Sotheby’s specialist Gabriel Heaton said: “The Stolper-Wilson collection is something that people could only ever dream of putting together today.
“Paul and Andrew started acquiring these extraordinary pieces at a time when the Sex Pistols and punk was still a recent memory, and few people were choosing to examine the movement from a historical perspective.
“This gave them early access to important and rare pieces with perfect provenance, which – 30 years later – not only comprise the finest collection of its kind ever to come to the market, but also feel more relevant than ever.”

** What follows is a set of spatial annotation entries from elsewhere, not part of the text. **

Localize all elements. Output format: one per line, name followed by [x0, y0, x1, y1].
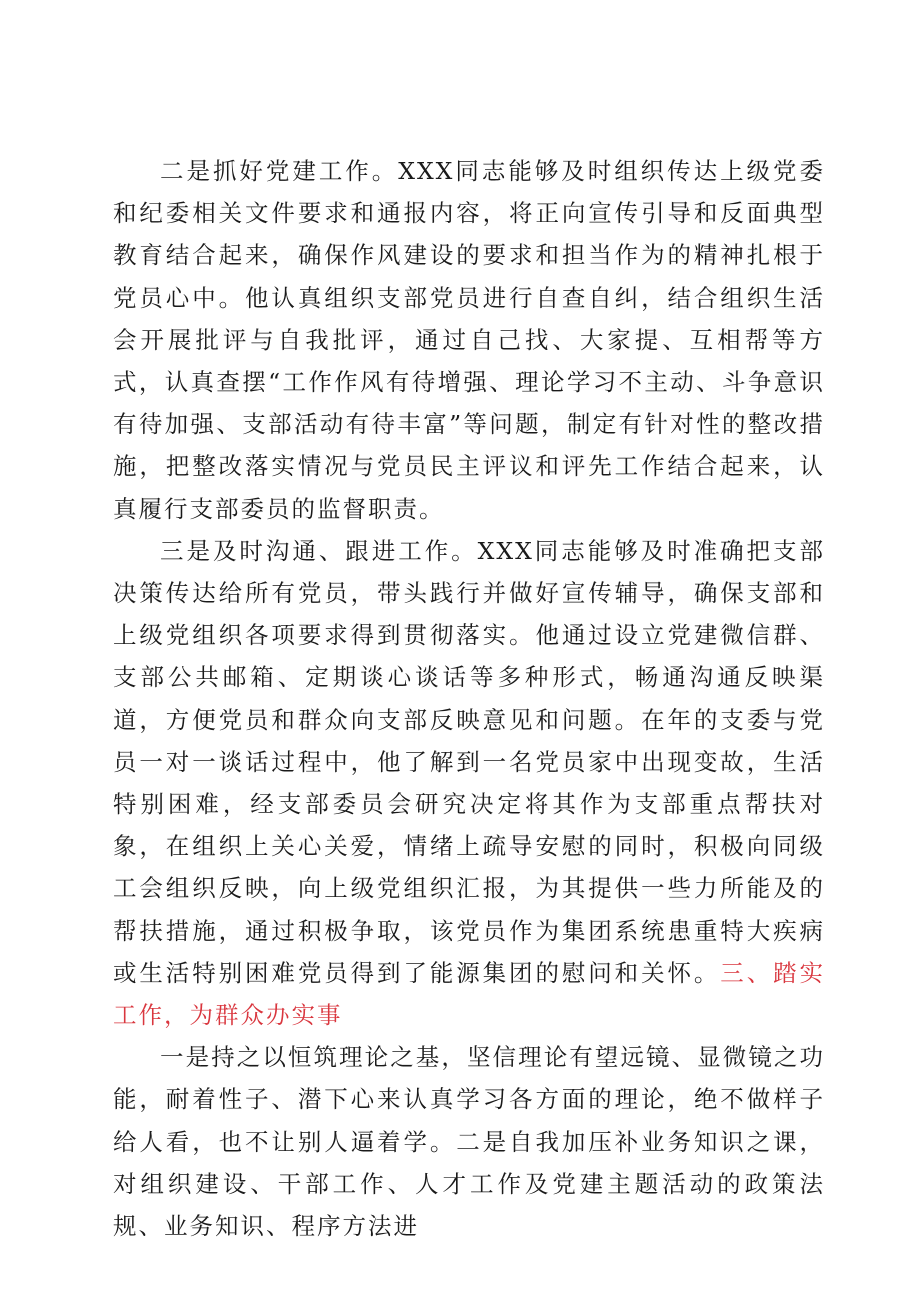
paragraph-party-building: [113, 150, 825, 530]
paragraph-text: 三是及时沟通、跟进工作。XXX同志能够及时准确把支部决策传达给所有党员，带头践行并做好宣传辅导，确保支部和上级党组织各项要求得到贯彻落实。他通过设立党建微信群、支部公共邮箱、定期谈心谈话等多种形式，畅通沟通反映渠道，方便党员和群众向支部反映意见和问题。在年的支委与党员一对一谈话过程中，他了解到一名党员家中出现变故，生活特别困难，经支部委员会研究决定将其作为支部重点帮扶对象，在组织上关心关爱，情绪上疏导安慰的同时，积极向同级工会组织反映，向上级党组织汇报，为其提供一些力所能及的帮扶措施，通过积极争取，该党员作为集团系统患重特大疾病或生活特别困难党员得到了能源集团的慰问和关怀。: [113, 536, 825, 987]
document-body: [113, 150, 825, 1247]
paragraph-text: 二是抓好党建工作。XXX同志能够及时组织传达上级党委和纪委相关文件要求和通报内容，将正向宣传引导和反面典型教育结合起来，确保作风建设的要求和担当作为的精神扎根于党员心中。他认真组织支部党员进行自查自纠，结合组织生活会开展批评与自我批评，通过自己找、大家提、互相帮等方式，认真查摆“工作作风有待增强、理论学习不主动、斗争意识有待加强、支部活动有待丰富”等问题，制定有针对性的整改措施，把整改落实情况与党员民主评议和评先工作结合起来，认真履行支部委员的监督职责。: [113, 157, 825, 523]
section-heading: 三、踏实工作，为群众办实事: [113, 958, 826, 1030]
paragraph-theory-study: [113, 1036, 825, 1247]
paragraph-text: 一是持之以恒筑理论之基，坚信理论有望远镜、显微镜之功能，耐着性子、潜下心来认真学习各方面的理论，绝不做样子给人看，也不让别人逼着学。二是自我加压补业务知识之课，对组织建设、干部工作、人才工作及党建主题活动的政策法规、业务知识、程序方法进: [113, 1043, 825, 1241]
paragraph-communication: [113, 530, 825, 1036]
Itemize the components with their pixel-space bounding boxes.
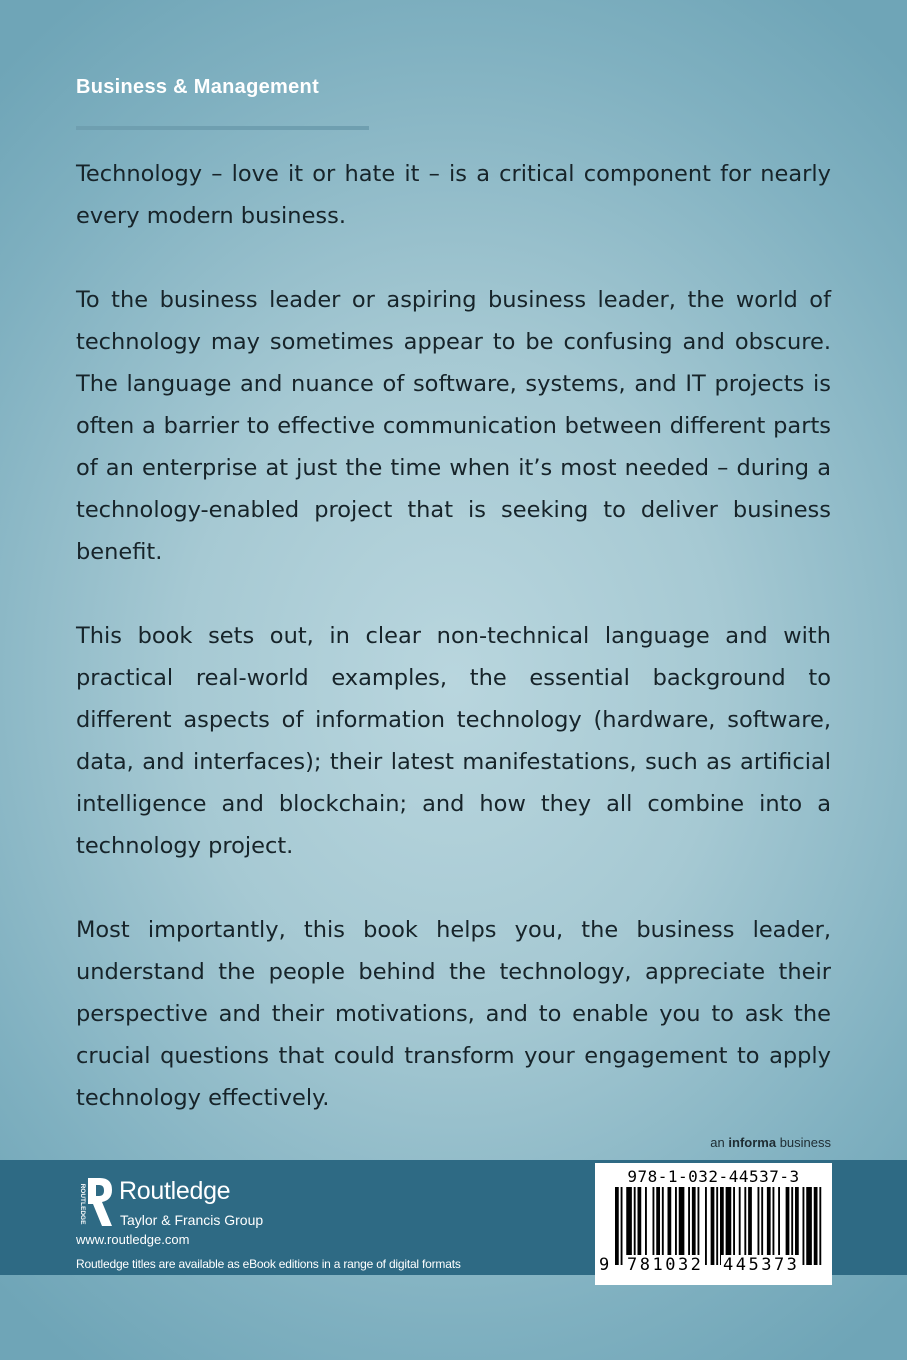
back-cover-blurb [76,153,831,1161]
ebook-availability-note: Routledge titles are available as eBook editions in a range of digital formats [76,1257,461,1271]
publisher-name: Routledge [119,1177,231,1205]
blurb-paragraph-4: Most importantly, this book helps you, the business leader, understand the people behind the technology, appreciate their perspective and their motivations, and to enable you to ask the crucial questions that could transform your engagement to apply technology effectively. [76,917,831,1111]
isbn-barcode [595,1163,832,1285]
barcode-digit-first: 9 [599,1255,610,1275]
barcode-bars [615,1187,825,1265]
informa-business-tagline [710,1135,831,1150]
informa-suffix: business [779,1135,831,1150]
blurb-paragraph-3: This book sets out, in clear non-technical language and with practical real-world examples, the essential background to different aspects of information technology (hardware, software, data, and interfaces); their latest manifestations, such as artificial intelligence and blockchain; and how they all combine into a technology project. [76,623,831,859]
blurb-paragraph-2: To the business leader or aspiring business leader, the world of technology may sometimes appear to be confusing and obscure. The language and nuance of software, systems, and IT projects is often a barrier to effective communication between different parts of an enterprise at just the time when it’s most needed – during a technology-enabled project that is seeking to deliver business benefit. [76,287,831,565]
publisher-url[interactable]: www.routledge.com [76,1232,190,1247]
barcode-digits-left: 781032 [627,1255,704,1275]
divider-rule [76,126,369,130]
routledge-r-logo-icon [74,1174,114,1230]
informa-prefix: an [710,1135,725,1150]
isbn-number: 978-1-032-44537-3 [627,1167,800,1186]
logo-vertical-text: ROUTLEDGE [79,1183,86,1225]
informa-brand: informa [728,1135,777,1150]
blurb-paragraph-1: Technology – love it or hate it – is a critical component for nearly every modern business. [76,161,831,229]
barcode-digits-right: 445373 [723,1255,800,1275]
publisher-group: Taylor & Francis Group [120,1212,264,1228]
category-label: Business & Management [76,76,320,98]
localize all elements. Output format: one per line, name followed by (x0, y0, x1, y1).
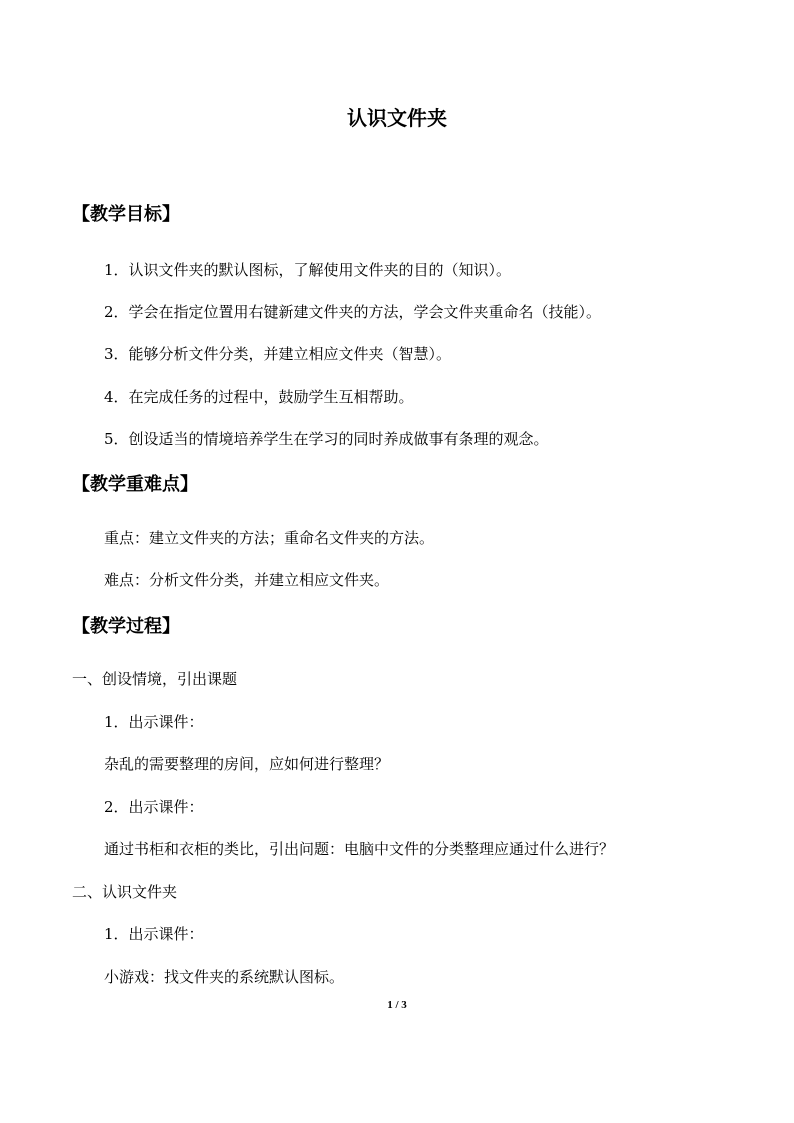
key-point-difficulty: 难点：分析文件分类，并建立相应文件夹。 (104, 571, 390, 589)
objective-item-1: 1．认识文件夹的默认图标，了解使用文件夹的目的（知识）。 (104, 261, 512, 279)
objective-item-5: 5．创设适当的情境培养学生在学习的同时养成做事有条理的观念。 (104, 430, 549, 448)
heading-key-points: 【教学重难点】 (72, 474, 198, 495)
page-number: 1 / 3 (387, 999, 407, 1011)
key-point-focus: 重点：建立文件夹的方法；重命名文件夹的方法。 (104, 529, 435, 547)
section1-step1-text: 杂乱的需要整理的房间，应如何进行整理？ (104, 755, 390, 773)
objective-item-3: 3．能够分析文件分类，并建立相应文件夹（智慧）。 (104, 345, 452, 363)
heading-process: 【教学过程】 (72, 616, 180, 637)
section-title-2: 二、认识文件夹 (72, 883, 178, 901)
heading-objectives: 【教学目标】 (72, 204, 180, 225)
section1-step1-label: 1．出示课件： (104, 713, 204, 731)
section1-step2-text: 通过书柜和衣柜的类比，引出问题：电脑中文件的分类整理应通过什么进行？ (104, 840, 615, 858)
objective-item-4: 4．在完成任务的过程中，鼓励学生互相帮助。 (104, 388, 414, 406)
section2-step1-text: 小游戏：找文件夹的系统默认图标。 (104, 968, 345, 986)
section1-step2-label: 2．出示课件： (104, 798, 204, 816)
document-title: 认识文件夹 (347, 106, 447, 130)
section-title-1: 一、创设情境，引出课题 (72, 670, 238, 688)
objective-item-2: 2．学会在指定位置用右键新建文件夹的方法，学会文件夹重命名（技能）。 (104, 303, 602, 321)
section2-step1-label: 1．出示课件： (104, 925, 204, 943)
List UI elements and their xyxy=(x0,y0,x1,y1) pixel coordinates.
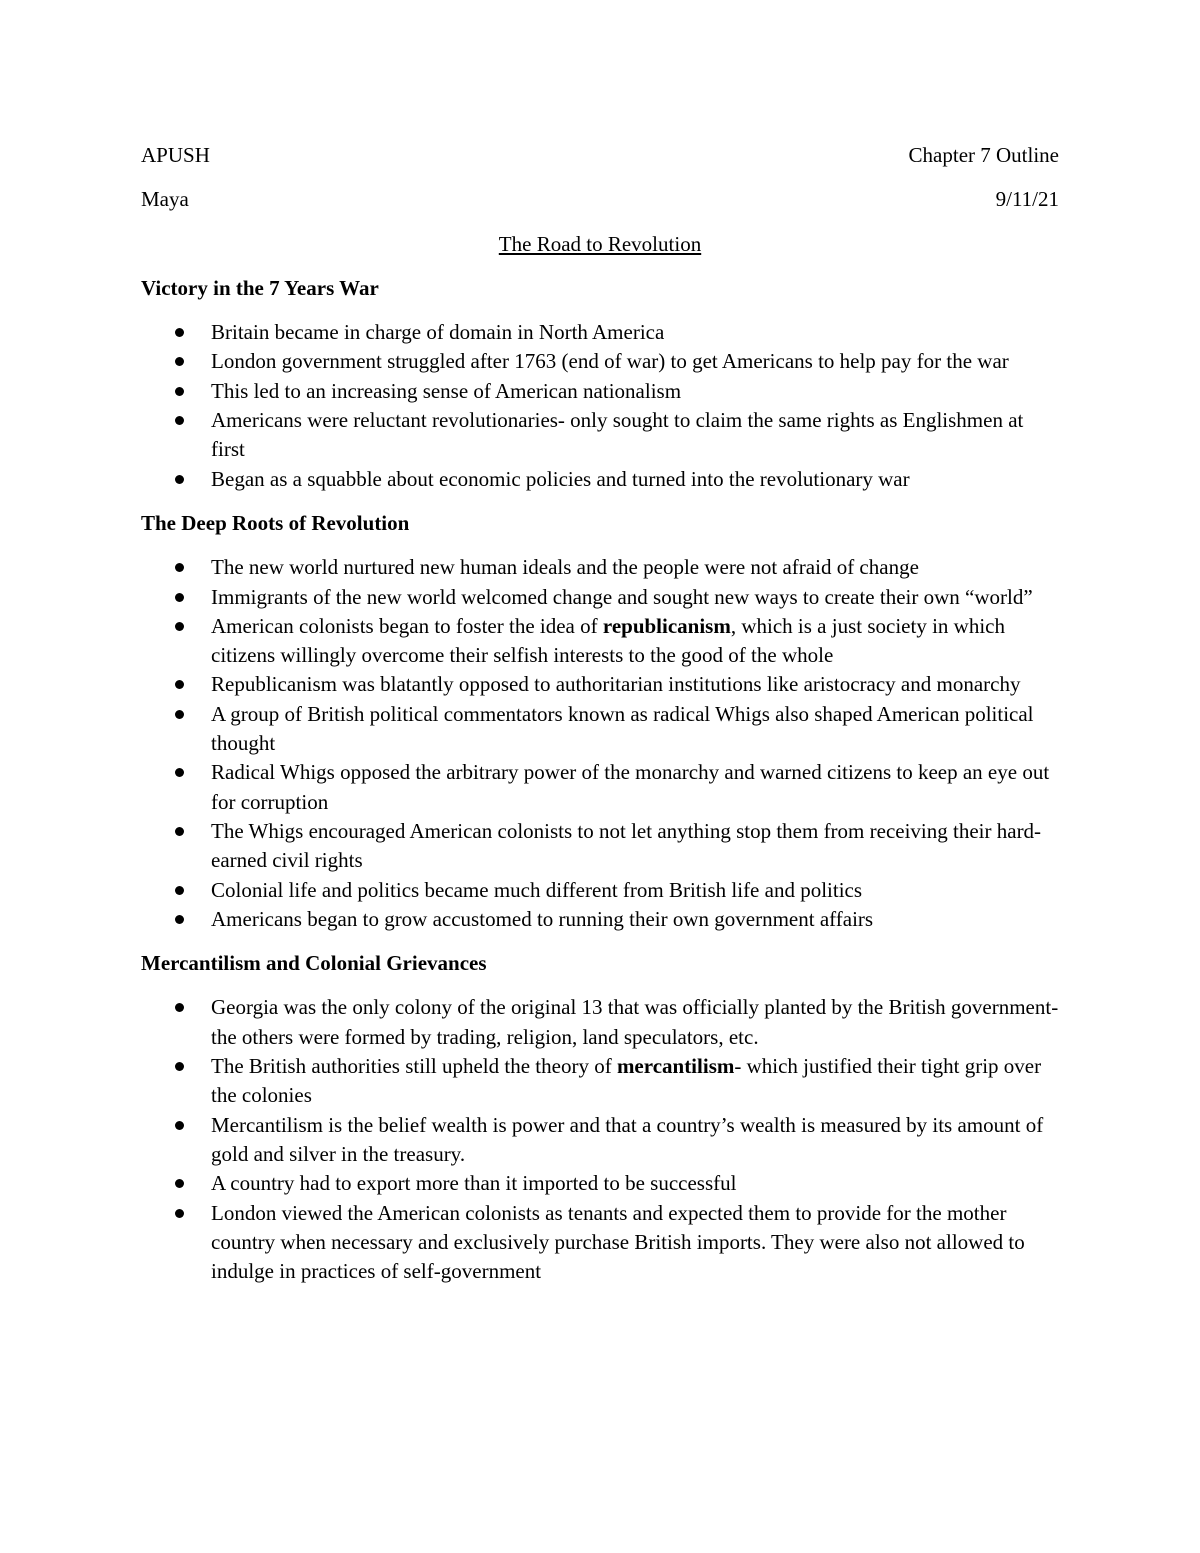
list-item xyxy=(141,612,1059,671)
bullet-icon xyxy=(175,357,184,366)
list-item xyxy=(141,1199,1059,1287)
list-item-text: This led to an increasing sense of American nationalism xyxy=(211,378,682,403)
list-item-text: Radical Whigs opposed the arbitrary power of the monarchy and warned citizens to keep an eye out for corruption xyxy=(211,760,1050,814)
list-item-text: The British authorities still upheld the theory of xyxy=(211,1054,617,1079)
bullet-icon xyxy=(175,915,184,924)
student-name: Maya xyxy=(141,187,189,212)
bullet-list xyxy=(141,318,1059,494)
course-name: APUSH xyxy=(141,143,210,167)
list-item-text: Georgia was the only colony of the original 13 that was officially planted by the British government- the others were formed by trading, religion, land speculators, etc. xyxy=(211,995,1059,1049)
list-item-text: Began as a squabble about economic policies and turned into the revolutionary war xyxy=(211,466,910,491)
document-page xyxy=(141,141,1059,1286)
list-item xyxy=(141,583,1059,612)
list-item-text: Immigrants of the new world welcomed change and sought new ways to create their own “world” xyxy=(211,584,1033,609)
list-item xyxy=(141,905,1059,934)
bullet-icon xyxy=(175,387,184,396)
document-date: 9/11/21 xyxy=(995,187,1059,212)
bullet-icon xyxy=(175,1062,184,1071)
sections-container xyxy=(141,274,1059,1287)
bullet-icon xyxy=(175,622,184,631)
list-item-text: London viewed the American colonists as tenants and expected them to provide for the mother country when necessary and exclusively purchase British imports. They were also not allowed to indulge in practices of self-government xyxy=(211,1200,1025,1284)
list-item xyxy=(141,817,1059,876)
list-item xyxy=(141,318,1059,347)
list-item-text: A group of British political commentators known as radical Whigs also shaped American political thought xyxy=(211,701,1034,756)
list-item-text: The Whigs encouraged American colonists to not let anything stop them from receiving their hard-earned civil rights xyxy=(211,818,1042,873)
list-item-text: Britain became in charge of domain in North America xyxy=(211,320,665,345)
header-row-student xyxy=(141,185,1059,214)
bullet-icon xyxy=(175,1003,184,1012)
bullet-icon xyxy=(175,827,184,836)
bullet-icon xyxy=(175,1209,184,1218)
document-title: The Road to Revolution xyxy=(498,231,702,256)
list-item-text: Mercantilism is the belief wealth is power and that a country’s wealth is measured by its amount of gold and silver in the treasury. xyxy=(211,1112,1044,1166)
key-term: republicanism xyxy=(602,613,731,638)
list-item-text: - which justified their tight grip over the colonies xyxy=(211,1054,1042,1108)
bullet-list xyxy=(141,993,1059,1286)
bullet-icon xyxy=(175,563,184,572)
list-item-text: , which is a just society in which citizens willingly overcome their selfish interests to the good of the whole xyxy=(211,613,1005,668)
list-item-text: The new world nurtured new human ideals and the people were not afraid of change xyxy=(211,555,919,580)
list-item-text: Americans began to grow accustomed to running their own government affairs xyxy=(211,906,874,931)
section-heading: The Deep Roots of Revolution xyxy=(141,510,410,535)
list-item xyxy=(141,700,1059,759)
list-item xyxy=(141,406,1059,465)
list-item-text: Republicanism was blatantly opposed to authoritarian institutions like aristocracy and monarchy xyxy=(211,672,1021,697)
list-item xyxy=(141,553,1059,582)
list-item xyxy=(141,876,1059,905)
list-item xyxy=(141,465,1059,494)
list-item-text: A country had to export more than it imported to be successful xyxy=(211,1171,737,1196)
bullet-icon xyxy=(175,1179,184,1188)
list-item xyxy=(141,670,1059,699)
list-item xyxy=(141,347,1059,376)
list-item xyxy=(141,377,1059,406)
list-item xyxy=(141,1169,1059,1198)
bullet-icon xyxy=(175,416,184,425)
list-item-text: Americans were reluctant revolutionaries- only sought to claim the same rights as Englishmen at first xyxy=(211,408,1024,462)
key-term: mercantilism xyxy=(616,1054,735,1079)
bullet-icon xyxy=(175,328,184,337)
list-item-text: Colonial life and politics became much different from British life and politics xyxy=(211,877,863,902)
list-item xyxy=(141,993,1059,1052)
list-item xyxy=(141,758,1059,817)
outline-label: Chapter 7 Outline xyxy=(908,143,1059,167)
header-row-course xyxy=(141,141,1059,170)
list-item xyxy=(141,1111,1059,1170)
list-item-text: London government struggled after 1763 (end of war) to get Americans to help pay for the war xyxy=(211,349,1009,374)
bullet-icon xyxy=(175,886,184,895)
bullet-icon xyxy=(175,680,184,689)
list-item xyxy=(141,1052,1059,1111)
section-heading: Mercantilism and Colonial Grievances xyxy=(141,951,487,976)
bullet-icon xyxy=(175,1121,184,1130)
bullet-list xyxy=(141,553,1059,934)
bullet-icon xyxy=(175,710,184,719)
list-item-text: American colonists began to foster the idea of xyxy=(211,613,603,638)
bullet-icon xyxy=(175,475,184,484)
bullet-icon xyxy=(175,593,184,602)
section-heading: Victory in the 7 Years War xyxy=(141,275,379,300)
bullet-icon xyxy=(175,768,184,777)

Last year members of the Sex Pistols were embroiled in a High Court legal battle after guitarist Steve Jones and drummer Paul Cook sued the group’s frontman, Lydon, to allow their music to be used in Danny Boyle’s TV drama about the band.
In a ruling, Sir Anthony Mann found the pair were entitled to invoke “majority voting rules” against Lydon in relation to the use of Sex Pistols material in the series, under the terms of a band member agreement.